Magnus Carlsen is only 22 years old. But even when listed among the greatest chess players ever, he seems in a class of his own.

Where will he be a decade from now? It’s hard to conceive.

Successive FIDE international rating lists indicate an increasingly widening gap between Carlsen and other elite grandmasters.

His most recent rating of 2,872 is 61 points higher than the No. 2 man, the former world champion Vladimir Kramnik. That means that Carlsen would be an approximate 58 percent favorite if the two played a reasonably long match of 10 or 20 games.
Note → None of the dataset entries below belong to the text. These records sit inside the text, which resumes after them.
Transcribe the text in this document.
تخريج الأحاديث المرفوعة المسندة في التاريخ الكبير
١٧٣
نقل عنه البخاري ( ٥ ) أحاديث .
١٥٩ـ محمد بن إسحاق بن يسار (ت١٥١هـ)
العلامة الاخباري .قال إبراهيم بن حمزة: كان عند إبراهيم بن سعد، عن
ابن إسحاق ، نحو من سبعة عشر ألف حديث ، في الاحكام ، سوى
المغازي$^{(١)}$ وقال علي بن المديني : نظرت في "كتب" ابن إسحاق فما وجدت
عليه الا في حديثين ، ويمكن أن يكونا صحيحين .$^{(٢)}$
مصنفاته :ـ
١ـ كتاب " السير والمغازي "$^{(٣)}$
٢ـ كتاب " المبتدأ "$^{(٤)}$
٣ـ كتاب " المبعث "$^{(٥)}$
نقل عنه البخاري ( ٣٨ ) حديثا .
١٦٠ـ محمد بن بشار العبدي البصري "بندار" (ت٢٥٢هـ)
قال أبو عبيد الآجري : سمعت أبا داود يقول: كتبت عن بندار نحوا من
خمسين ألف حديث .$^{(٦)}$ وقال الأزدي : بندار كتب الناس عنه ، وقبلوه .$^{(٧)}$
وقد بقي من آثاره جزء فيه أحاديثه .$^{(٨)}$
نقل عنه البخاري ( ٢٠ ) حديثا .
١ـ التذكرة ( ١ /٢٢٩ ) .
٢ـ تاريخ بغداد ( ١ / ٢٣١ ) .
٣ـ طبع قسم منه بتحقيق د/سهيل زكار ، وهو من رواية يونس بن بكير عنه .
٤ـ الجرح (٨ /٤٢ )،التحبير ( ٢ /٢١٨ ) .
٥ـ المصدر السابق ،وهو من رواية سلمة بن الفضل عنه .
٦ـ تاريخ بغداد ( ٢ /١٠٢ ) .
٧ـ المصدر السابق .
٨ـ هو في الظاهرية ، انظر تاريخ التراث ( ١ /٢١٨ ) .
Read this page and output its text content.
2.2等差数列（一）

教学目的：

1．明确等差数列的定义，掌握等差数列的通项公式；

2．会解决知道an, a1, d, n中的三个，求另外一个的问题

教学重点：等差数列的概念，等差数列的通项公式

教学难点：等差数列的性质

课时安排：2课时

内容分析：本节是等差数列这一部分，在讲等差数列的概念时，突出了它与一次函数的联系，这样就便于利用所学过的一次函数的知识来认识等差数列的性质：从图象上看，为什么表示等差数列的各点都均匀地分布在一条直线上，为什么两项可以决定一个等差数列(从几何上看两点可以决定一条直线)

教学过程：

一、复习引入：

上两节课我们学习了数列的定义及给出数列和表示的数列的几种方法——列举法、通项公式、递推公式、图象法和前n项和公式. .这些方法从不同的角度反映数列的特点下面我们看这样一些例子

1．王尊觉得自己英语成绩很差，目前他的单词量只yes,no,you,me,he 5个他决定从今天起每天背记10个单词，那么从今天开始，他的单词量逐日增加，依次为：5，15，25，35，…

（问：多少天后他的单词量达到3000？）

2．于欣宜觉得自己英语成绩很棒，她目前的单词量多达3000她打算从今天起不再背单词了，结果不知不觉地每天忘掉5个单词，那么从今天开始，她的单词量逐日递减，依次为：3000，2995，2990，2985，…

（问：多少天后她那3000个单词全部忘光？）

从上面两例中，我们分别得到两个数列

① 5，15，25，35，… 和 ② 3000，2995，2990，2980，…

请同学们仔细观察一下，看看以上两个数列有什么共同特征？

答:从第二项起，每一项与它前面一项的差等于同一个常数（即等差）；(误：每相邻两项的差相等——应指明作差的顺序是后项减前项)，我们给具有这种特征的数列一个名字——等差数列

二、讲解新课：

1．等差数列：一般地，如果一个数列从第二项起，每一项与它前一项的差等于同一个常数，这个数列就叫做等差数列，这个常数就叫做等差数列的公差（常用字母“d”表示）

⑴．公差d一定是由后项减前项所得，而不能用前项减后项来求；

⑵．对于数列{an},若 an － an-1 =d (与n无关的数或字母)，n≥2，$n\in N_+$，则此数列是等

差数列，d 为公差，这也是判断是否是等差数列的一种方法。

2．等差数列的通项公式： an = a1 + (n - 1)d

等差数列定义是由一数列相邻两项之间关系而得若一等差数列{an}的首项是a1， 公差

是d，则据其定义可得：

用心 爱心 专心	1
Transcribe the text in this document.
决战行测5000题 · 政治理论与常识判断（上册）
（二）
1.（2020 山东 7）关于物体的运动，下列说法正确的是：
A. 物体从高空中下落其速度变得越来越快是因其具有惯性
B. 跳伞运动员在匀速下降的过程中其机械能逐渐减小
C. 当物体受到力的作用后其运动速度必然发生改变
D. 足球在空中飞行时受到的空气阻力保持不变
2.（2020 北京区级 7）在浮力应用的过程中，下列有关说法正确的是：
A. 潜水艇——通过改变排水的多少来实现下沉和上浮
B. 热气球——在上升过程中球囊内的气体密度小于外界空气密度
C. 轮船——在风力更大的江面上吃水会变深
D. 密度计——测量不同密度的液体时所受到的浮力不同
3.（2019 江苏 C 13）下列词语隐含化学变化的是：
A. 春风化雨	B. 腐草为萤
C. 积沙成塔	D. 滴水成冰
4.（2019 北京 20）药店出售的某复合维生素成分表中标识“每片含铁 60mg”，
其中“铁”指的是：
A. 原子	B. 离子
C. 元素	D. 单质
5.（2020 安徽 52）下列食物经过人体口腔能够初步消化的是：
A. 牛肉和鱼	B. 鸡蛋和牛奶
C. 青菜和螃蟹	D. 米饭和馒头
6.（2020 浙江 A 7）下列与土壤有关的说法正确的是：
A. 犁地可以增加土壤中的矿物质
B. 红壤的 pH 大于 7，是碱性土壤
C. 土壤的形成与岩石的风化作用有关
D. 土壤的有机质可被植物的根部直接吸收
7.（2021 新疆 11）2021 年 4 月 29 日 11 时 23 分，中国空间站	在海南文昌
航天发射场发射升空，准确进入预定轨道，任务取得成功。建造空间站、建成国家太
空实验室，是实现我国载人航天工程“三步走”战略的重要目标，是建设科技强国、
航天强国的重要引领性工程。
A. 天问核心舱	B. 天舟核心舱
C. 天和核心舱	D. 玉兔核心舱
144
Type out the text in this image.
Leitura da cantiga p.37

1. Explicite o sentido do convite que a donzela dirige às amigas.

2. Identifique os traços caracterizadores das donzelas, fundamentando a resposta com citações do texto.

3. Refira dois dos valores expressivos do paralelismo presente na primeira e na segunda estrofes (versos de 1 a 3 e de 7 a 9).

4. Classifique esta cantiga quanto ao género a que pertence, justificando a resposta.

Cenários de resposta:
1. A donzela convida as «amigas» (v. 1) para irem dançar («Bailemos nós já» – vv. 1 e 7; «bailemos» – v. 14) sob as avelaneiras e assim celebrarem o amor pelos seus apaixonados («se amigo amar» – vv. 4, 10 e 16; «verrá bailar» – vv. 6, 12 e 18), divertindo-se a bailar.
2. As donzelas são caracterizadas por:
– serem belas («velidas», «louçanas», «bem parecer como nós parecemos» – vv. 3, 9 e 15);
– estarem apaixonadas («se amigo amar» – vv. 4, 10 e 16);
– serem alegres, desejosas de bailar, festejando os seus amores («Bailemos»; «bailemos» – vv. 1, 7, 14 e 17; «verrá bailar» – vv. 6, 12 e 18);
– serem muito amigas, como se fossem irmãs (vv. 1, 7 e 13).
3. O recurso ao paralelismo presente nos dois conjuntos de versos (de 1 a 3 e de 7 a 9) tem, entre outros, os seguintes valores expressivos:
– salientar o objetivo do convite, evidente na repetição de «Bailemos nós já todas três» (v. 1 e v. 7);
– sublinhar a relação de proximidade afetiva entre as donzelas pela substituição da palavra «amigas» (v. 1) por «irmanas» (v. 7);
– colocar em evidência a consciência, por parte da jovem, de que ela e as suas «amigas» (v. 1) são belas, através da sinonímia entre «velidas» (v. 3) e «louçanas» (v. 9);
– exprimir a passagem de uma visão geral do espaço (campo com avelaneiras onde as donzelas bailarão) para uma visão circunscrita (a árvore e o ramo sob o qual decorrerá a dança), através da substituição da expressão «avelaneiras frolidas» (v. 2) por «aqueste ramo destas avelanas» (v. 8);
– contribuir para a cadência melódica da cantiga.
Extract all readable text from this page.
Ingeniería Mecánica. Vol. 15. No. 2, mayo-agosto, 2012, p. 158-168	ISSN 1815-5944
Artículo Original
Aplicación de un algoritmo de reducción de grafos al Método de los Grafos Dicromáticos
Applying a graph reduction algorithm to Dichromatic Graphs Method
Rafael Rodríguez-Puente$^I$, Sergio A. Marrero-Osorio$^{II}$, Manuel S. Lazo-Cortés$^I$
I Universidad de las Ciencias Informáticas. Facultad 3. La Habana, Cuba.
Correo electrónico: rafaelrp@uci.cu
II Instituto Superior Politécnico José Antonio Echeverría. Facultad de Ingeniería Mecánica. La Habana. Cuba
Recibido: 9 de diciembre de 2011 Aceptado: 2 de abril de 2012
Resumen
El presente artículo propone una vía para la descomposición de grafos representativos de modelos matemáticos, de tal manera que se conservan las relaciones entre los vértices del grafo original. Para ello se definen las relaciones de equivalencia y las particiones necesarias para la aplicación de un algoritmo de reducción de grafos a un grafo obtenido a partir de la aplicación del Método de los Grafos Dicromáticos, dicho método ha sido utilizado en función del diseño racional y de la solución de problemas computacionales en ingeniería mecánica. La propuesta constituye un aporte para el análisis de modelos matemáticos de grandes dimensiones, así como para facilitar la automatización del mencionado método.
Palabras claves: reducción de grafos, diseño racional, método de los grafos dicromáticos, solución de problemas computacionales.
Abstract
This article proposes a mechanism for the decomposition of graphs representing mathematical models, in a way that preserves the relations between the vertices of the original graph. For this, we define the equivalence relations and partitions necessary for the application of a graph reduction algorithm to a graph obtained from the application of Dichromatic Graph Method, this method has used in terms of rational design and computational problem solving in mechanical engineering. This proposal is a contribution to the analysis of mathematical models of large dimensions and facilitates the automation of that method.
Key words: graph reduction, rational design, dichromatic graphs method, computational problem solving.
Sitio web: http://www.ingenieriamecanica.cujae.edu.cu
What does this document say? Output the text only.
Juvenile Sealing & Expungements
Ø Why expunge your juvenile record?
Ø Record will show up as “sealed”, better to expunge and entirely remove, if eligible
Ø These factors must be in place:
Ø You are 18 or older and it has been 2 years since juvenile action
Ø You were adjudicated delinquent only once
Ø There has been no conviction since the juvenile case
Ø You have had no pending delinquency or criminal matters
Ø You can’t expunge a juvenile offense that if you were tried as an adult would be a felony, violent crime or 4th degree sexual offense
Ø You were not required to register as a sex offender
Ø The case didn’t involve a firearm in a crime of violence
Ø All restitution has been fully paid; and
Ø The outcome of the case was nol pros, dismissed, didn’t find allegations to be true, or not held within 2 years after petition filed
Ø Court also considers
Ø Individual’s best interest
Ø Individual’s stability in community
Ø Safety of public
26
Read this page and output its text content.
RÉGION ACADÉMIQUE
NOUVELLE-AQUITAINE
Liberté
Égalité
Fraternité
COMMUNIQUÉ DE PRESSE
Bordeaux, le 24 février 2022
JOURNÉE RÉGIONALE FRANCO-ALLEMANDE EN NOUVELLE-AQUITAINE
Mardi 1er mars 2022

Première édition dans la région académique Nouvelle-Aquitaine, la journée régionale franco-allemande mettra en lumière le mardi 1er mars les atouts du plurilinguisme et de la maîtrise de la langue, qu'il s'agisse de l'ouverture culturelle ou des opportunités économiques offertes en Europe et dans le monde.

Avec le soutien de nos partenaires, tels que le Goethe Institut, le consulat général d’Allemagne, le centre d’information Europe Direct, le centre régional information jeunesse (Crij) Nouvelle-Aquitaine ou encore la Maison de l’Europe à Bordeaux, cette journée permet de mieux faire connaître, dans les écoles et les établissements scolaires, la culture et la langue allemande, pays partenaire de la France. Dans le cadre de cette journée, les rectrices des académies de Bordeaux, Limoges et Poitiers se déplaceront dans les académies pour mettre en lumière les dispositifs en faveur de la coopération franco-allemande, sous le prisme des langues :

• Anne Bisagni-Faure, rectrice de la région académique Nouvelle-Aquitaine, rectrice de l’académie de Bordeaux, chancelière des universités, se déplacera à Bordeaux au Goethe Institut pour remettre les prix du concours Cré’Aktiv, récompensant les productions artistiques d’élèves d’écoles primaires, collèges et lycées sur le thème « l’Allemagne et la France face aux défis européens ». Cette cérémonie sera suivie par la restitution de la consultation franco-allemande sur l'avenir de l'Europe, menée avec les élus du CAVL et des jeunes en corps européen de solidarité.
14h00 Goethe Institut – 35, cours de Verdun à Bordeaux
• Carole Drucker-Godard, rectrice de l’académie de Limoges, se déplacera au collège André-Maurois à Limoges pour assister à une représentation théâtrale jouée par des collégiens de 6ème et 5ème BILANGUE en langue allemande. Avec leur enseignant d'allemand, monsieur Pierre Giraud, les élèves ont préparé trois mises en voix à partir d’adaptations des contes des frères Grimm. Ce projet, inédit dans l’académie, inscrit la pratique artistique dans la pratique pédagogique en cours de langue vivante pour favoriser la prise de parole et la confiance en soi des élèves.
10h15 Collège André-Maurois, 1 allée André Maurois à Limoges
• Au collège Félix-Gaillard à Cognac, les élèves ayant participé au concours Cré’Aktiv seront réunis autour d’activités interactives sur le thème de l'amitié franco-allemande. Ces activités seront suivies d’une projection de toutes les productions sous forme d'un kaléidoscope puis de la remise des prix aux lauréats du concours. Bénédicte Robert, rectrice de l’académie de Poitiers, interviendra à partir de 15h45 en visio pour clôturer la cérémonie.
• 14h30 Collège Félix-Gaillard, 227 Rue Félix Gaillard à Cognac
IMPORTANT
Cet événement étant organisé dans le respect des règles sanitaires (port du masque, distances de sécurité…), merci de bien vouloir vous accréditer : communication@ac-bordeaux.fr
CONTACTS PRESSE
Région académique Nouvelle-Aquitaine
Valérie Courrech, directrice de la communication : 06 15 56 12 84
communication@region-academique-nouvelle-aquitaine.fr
But it gets even better. Carlsen’s advantage would jump to 63 percent and 64 percent respectively if he were to play similar matches with two players rated 92 and 101 points lower than he: the current world Champion Viswanathan Anand and another former champion Veselin Topalov.

Carlsen is so formidable that his opponents seem hardly able to conceive the possibility of beating him – even when they have better positions on the chessboard. 

This is not merely a lack of confidence or fear of a formidable opponent. Carlsen, despite often playing with considerable abandon, has lost only one of his last 100 games.

Blessed with superb chess intuition and exceptional physical stamina, he is tough as nails. A draw looks good when he is on the other side of the board.